Listing 7-5: Handling All Exceptions When Explicitly Using JDO

 public void submit()    {    if (isViewReady())       {       try          {          service.commitTransaction();          service.beginTransaction();          setView(VIEW_CUSTOMERS_RESERVATIONS);          fireModelChangeNewData(VIEW_CHANGED);          }       catch (OptimisticReservationException e)          {          // start the transaction before handing exception off to GUI          service.beginTransaction();          MessageHandler.reportException(                ReservationClient.rcReservationClient, e);          // the rollback evicted old data          fireModelChangeNewData(DATA_CHANGED);          }       catch (JDOFatalException e)          {          MessageHandler.reportException(                ReservationClient.rcReservationClient, e);          MessageHandler.reportWarning(                ReservationClient.rcReservationClient, "Disconnecting");          disconnect();          }       catch (RuntimeException e)          {          MessageHandler.reportException(                ReservationClient.rcReservationClient, e);          }       }    } 

The handling in each catch block is different. When an OptimisticReservationException is caught, the code first starts a new transaction and then reports the situation to the user via a pop-up window. It then fires an event informing the application's JTable, which is listening, that the data has changed. When a JDOFatalException is caught, the code informs the user of the circumstances and of the subsequent disconnection from persistent data. In the case of all other runtime exceptions, which include all JDO exceptions other than the explicitly caught JDOFatalException, the code notifies the user and does nothing else.

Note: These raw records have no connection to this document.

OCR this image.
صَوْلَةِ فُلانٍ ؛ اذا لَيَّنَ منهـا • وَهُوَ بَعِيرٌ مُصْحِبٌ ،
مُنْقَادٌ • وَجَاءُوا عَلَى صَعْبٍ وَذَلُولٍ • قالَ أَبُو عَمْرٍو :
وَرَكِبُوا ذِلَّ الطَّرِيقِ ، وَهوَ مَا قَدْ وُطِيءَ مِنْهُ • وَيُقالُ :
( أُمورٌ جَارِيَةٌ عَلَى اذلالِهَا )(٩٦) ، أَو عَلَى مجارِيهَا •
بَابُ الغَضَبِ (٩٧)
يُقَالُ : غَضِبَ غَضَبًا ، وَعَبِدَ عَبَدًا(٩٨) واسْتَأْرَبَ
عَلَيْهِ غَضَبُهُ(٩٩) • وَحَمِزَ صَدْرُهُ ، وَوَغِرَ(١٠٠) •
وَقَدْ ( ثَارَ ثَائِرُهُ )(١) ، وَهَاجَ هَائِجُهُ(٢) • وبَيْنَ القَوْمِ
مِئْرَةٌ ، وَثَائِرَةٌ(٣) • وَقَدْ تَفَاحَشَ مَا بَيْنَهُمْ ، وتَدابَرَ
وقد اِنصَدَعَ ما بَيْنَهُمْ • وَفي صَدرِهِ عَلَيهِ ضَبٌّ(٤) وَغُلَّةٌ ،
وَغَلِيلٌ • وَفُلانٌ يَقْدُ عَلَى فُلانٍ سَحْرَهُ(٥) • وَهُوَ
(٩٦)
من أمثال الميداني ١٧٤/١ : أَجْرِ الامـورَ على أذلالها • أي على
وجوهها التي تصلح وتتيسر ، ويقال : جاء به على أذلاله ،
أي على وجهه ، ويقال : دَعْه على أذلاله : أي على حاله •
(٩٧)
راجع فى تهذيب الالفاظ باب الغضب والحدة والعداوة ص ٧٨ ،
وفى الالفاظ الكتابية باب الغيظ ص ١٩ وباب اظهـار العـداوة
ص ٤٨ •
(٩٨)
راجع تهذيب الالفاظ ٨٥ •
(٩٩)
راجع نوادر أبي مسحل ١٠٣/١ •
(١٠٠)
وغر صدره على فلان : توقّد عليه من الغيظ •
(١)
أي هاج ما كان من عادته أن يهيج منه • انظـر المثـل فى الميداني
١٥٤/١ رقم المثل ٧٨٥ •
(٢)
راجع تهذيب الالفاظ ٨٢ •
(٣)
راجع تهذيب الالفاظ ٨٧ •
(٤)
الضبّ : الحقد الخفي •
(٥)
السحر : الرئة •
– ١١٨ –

Listing 7-5 is intended to be illustrative rather than definitive. It illustrates three different catch-and-handle responses in an application data model that cannot throw exceptions to the code that calls it.

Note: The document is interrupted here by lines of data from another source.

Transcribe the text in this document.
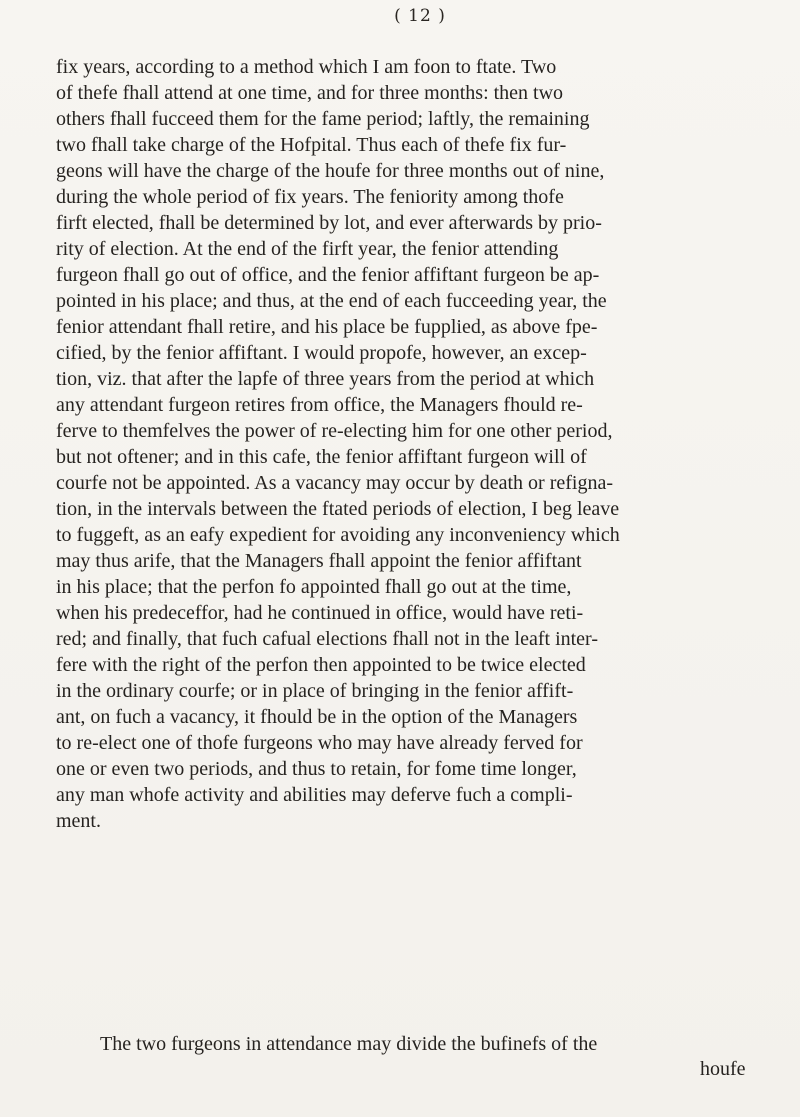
( 12 )
fix years, according to a method which I am foon to ftate. Two
of thefe fhall attend at one time, and for three months: then two
others fhall fucceed them for the fame period; laftly, the remaining
two fhall take charge of the Hofpital. Thus each of thefe fix fur-
geons will have the charge of the houfe for three months out of nine,
during the whole period of fix years. The feniority among thofe
firft elected, fhall be determined by lot, and ever afterwards by prio-
rity of election. At the end of the firft year, the fenior attending
furgeon fhall go out of office, and the fenior affiftant furgeon be ap-
pointed in his place; and thus, at the end of each fucceeding year, the
fenior attendant fhall retire, and his place be fupplied, as above fpe-
cified, by the fenior affiftant. I would propofe, however, an excep-
tion, viz. that after the lapfe of three years from the period at which
any attendant furgeon retires from office, the Managers fhould re-
ferve to themfelves the power of re-electing him for one other period,
but not oftener; and in this cafe, the fenior affiftant furgeon will of
courfe not be appointed. As a vacancy may occur by death or refigna-
tion, in the intervals between the ftated periods of election, I beg leave
to fuggeft, as an eafy expedient for avoiding any inconveniency which
may thus arife, that the Managers fhall appoint the fenior affiftant
in his place; that the perfon fo appointed fhall go out at the time,
when his predeceffor, had he continued in office, would have reti-
red; and finally, that fuch cafual elections fhall not in the leaft inter-
fere with the right of the perfon then appointed to be twice elected
in the ordinary courfe; or in place of bringing in the fenior affift-
ant, on fuch a vacancy, it fhould be in the option of the Managers
to re-elect one of thofe furgeons who may have already ferved for
one or even two periods, and thus to retain, for fome time longer,
any man whofe activity and abilities may deferve fuch a compli-
ment.
The two furgeons in attendance may divide the bufinefs of the
houfe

Catching All Exceptions When Implicitly Using JDO

A JDO exception may be thrown when the JDO API is explicitly called, but an exception can also arise from the transparent, implicit use of JDO in the application data class. To the widgets in the Swing app, it makes no difference. Any uncaught exceptions that arrive at the widget will cause problems in the Swing framework. As a result, the application data model for a Swing application must catch and handle all of the runtime exceptions that arise from using JDO implicitly.

Listing 7-6 contains the getReservationDate method of the ReservationClientModel class. This method is called by the JTable when it needs the reservation date for a row at an indexed position. The exception handling code for this method is very similar to the exception handling code for the submit method shown in Listing 7-5.

Listing 7-6: Handling All Exceptions When Implicitly Using JDO

 Date getReservationDate(int index)    {    Date retv = null;    try       {       if (index >= 0 && index < numWeeks)          {          Week w = (Week) listOfWeeks.get(index);          retv = w.getStartOfWeek();          }       }    catch (JDOFatalException e)       {       MessageHandler.reportException(ReservationClient.rcReservationClient, e);       MessageHandler.reportWarning(             ReservationClient.rcReservationClient, "Disconnecting");       rcm.disconnect();       }    catch (RuntimeException e)       {       MessageHandler.reportException(ReservationClient.rcReservationClient, e);       }    return retv;    } 

Unlike the submit method, the try block in the getReservationDate method does not call JDO explicitly, nor does it call any methods that call JDO explicitly. Instead, JDO is called implicitly when the getStartOfWeek method is called. Because the weeks are persistent application data objects, enhancement-added code is called in the getStartOfWeek method. If you look in the Week class, you will find a simple accessor method that has one line of working code:

      return start; 

The implicit calls to JDO that support transparent persistence are added during the enhancement step. For that reason, they are not visible in the source.